Strange trip
In the spring of 1970, an inmate at the California Men’s Colony filed one of the more eccentric legal pleas ever to reach the U.S. Supreme Court. Timothy Leary was the nation’s highest-profile LSD advocate, but it was marijuana that got him in trouble. C
That June, the 49-year-old hippie luminary decided that his final appeal needed a literary touch. In his cell in San Luis Obispo, he typed out a poem and addressed it to William O. Douglas, one of the top court’s left-leaning justices. “They have hunted us to the ground,” he wrote, “Rashly, wickedly, and in violation of our/ national law... / Because we laughed and cried/ FREEEEEEEEEEEEEEEDOM!”
Douglas, evidently not a fan of free verse, was unmoved. Weeks later, Leary settled on another path to liberty: He’d bust out of jail, leave “Amerika” for good. Remarkably enough, his plan worked — for a while, anyway.
Bill Minutaglio and Steven L. Davis revisit
this wild saga in “The Most Dangerous Man in America,” a rip-roaring tale of hallucinogenic drugs, revolutionary politics and an intercontinental standoff between a lawand-order president and a louche ex-professor.
The coauthors — their previous collaboration was “Dallas 1963,” an acclaimed account of the John F. Kennedy assassination — say their new book draws on “thousands of freshly available and unexamined primary resources” from multiple countries. Their deep dive into government archives supports a narrative that never lacks for drama. Davis and Minutaglio’s prose is lean and brisk, and in Leary, they’ve found a brilliant, ridiculous main character who was one of the era’s emblematic figures.
As a Harvard professor, Leary began experimenting with LSD in the early ’60s, and he soon became a countercultural tribune. He had some advice for the thousands who gathered in Golden Gate Park for a “Be-In” in January 1967: “Turn on, tune in, drop out.” In other words, try psychedelics and forsake mainstream values. From the time he took office in 1969, President Richard Nixon believed he was among the nation’s most destructive voices.
Leary’s notoriety, combined with draconian sentencing guidelines, earned him a term of up to 10 years after he was caught with two joints in the small Orange County city of Laguna Beach. When his appeals failed, he resolved to escape from CMC’s minimumsecurity wing. On Sept. 12, 1970, he climbed a tree, crawled over some barbed wire and took off into the night. Aided by self-declared subversives who helped him get money and fake IDs, he fled to North Africa.
In Algiers, Leary and his wife, Rosemary, linked up with another outlaw expat. Eldridge Cleaver, a Black Panther who’d been on the run since a 1968 shootout with Oakland police, was enjoying the largesse of Algeria’s power brokers. “The Panthers were given a beautiful two-story manor to use as their embassy,” the authors write. For the Algerians, Leary was a “valuable bargaining chip ... as they negotiate(d) huge oil and gas deals with the Americans.” But for the intense Cleaver, his libertine housemate was a pest whose “mind has been blown by acid.”
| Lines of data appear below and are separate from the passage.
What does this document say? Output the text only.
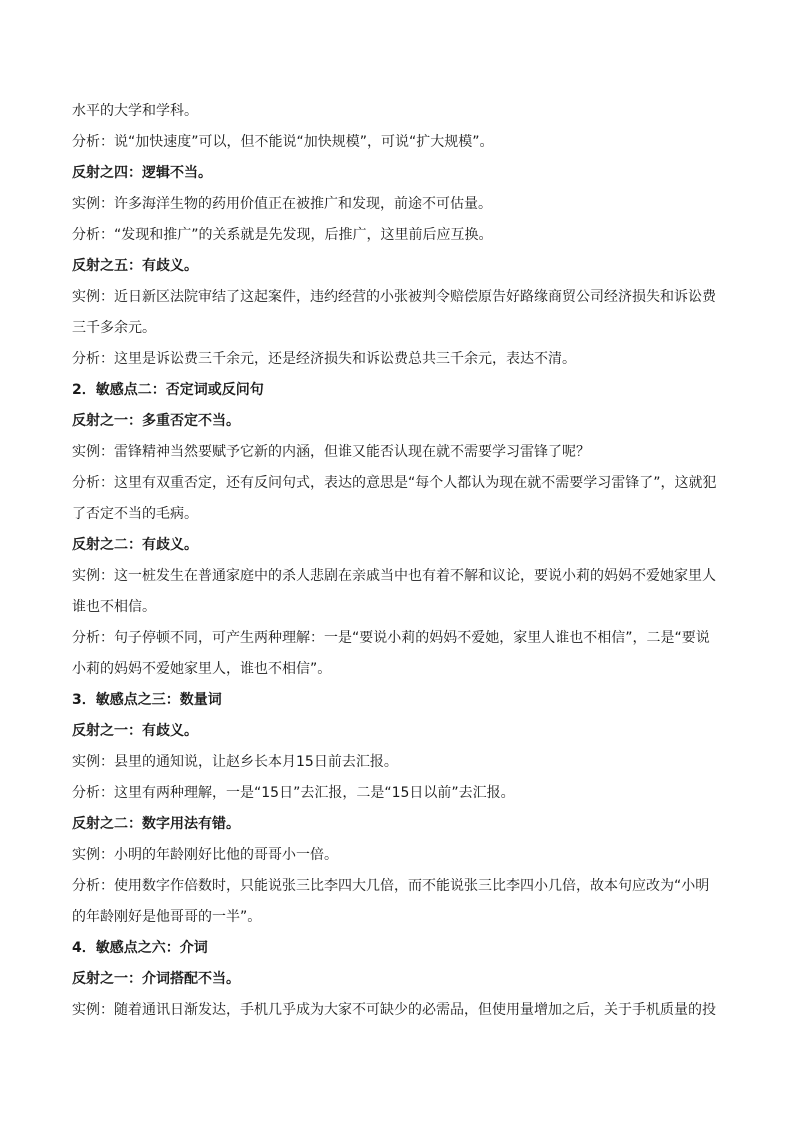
水平的大学和学科。
分析：说“加快速度”可以，但不能说“加快规模”，可说“扩大规模”。
反射之四：逻辑不当。
实例：许多海洋生物的药用价值正在被推广和发现，前途不可估量。
分析：“发现和推广”的关系就是先发现，后推广，这里前后应互换。
反射之五：有歧义。
实例：近日新区法院审结了这起案件，违约经营的小张被判令赔偿原告好路缘商贸公司经济损失和诉讼费
三千多余元。
分析：这里是诉讼费三千余元，还是经济损失和诉讼费总共三千余元，表达不清。
2．敏感点二：否定词或反问句
反射之一：多重否定不当。
实例：雷锋精神当然要赋予它新的内涵，但谁又能否认现在就不需要学习雷锋了呢？
分析：这里有双重否定，还有反问句式，表达的意思是“每个人都认为现在就不需要学习雷锋了”，这就犯
了否定不当的毛病。
反射之二：有歧义。
实例：这一桩发生在普通家庭中的杀人悲剧在亲戚当中也有着不解和议论，要说小莉的妈妈不爱她家里人
谁也不相信。
分析：句子停顿不同，可产生两种理解：一是“要说小莉的妈妈不爱她，家里人谁也不相信”，二是“要说
小莉的妈妈不爱她家里人，谁也不相信”。
3．敏感点之三：数量词
反射之一：有歧义。
实例：县里的通知说，让赵乡长本月15日前去汇报。
分析：这里有两种理解，一是“15日”去汇报，二是“15日以前”去汇报。
反射之二：数字用法有错。
实例：小明的年龄刚好比他的哥哥小一倍。
分析：使用数字作倍数时，只能说张三比李四大几倍，而不能说张三比李四小几倍，故本句应改为“小明
的年龄刚好是他哥哥的一半”。
4．敏感点之六：介词
反射之一：介词搭配不当。
实例：随着通讯日渐发达，手机几乎成为大家不可缺少的必需品，但使用量增加之后，关于手机质量的投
Leary’s next lifeline came from Switzerland when a weapons dealer, hoping to skim some cash from the fugitive’s future book deals, stepped in to sponsor him. His arrival in Europe was big news — Switzerland’s French-language papers dubbed him “‘le Pape de la Drogue’: the Pope of Dope,” the authors say.
The Justice Department repeatedly tried to have Leary extradited, but foreign officials who objected to America’s conduct of the Vietnam War weren’t eager to help Nixon. That summer, the president targeted drug users — “hopheads,” he called them — with renewed intensity. During a July meeting, Nixon and his staff discussed labeling Leary as America’s most notorious drug offender. In August, the feds arrested dozens in coordinated raids, and Leary, still at large, was hit with new charges. His bail, the authors note, was “set at an astonishing $5 million — the highest ever levied in” America.
Leary evaded authorities for almost 2½ years, and as Minutaglio and Davis tell it, there was never a boring moment. But his saga ended without much of a bang. Detained in Afghanistan, he ended up in Folsom State Prison. The erstwhile rebel was soon cooperating with FBI agents. In April 1976, he was set free.
This is an energetic nonfiction narrative, one made up of short chapters and cinematic scenes. Attentive readers will note that the authors don’t hesitate to describe their characters’ facial expressions and body language. These are details that seem to be harvested from memoirs written by key players (among other sources), but ultimately, they’re unverifiable. On the whole, though, this is a well-researched and factually sound book.
And an eventful one, too. Minutaglio and Davis have taken a largely forgotten chapter from the recent past and turned it into a vigorous pageturner. “The Most Dangerous Man in America” isn’t what you’d call an important work of history, and it has its imperfections. But it also happens to be awfully entertaining.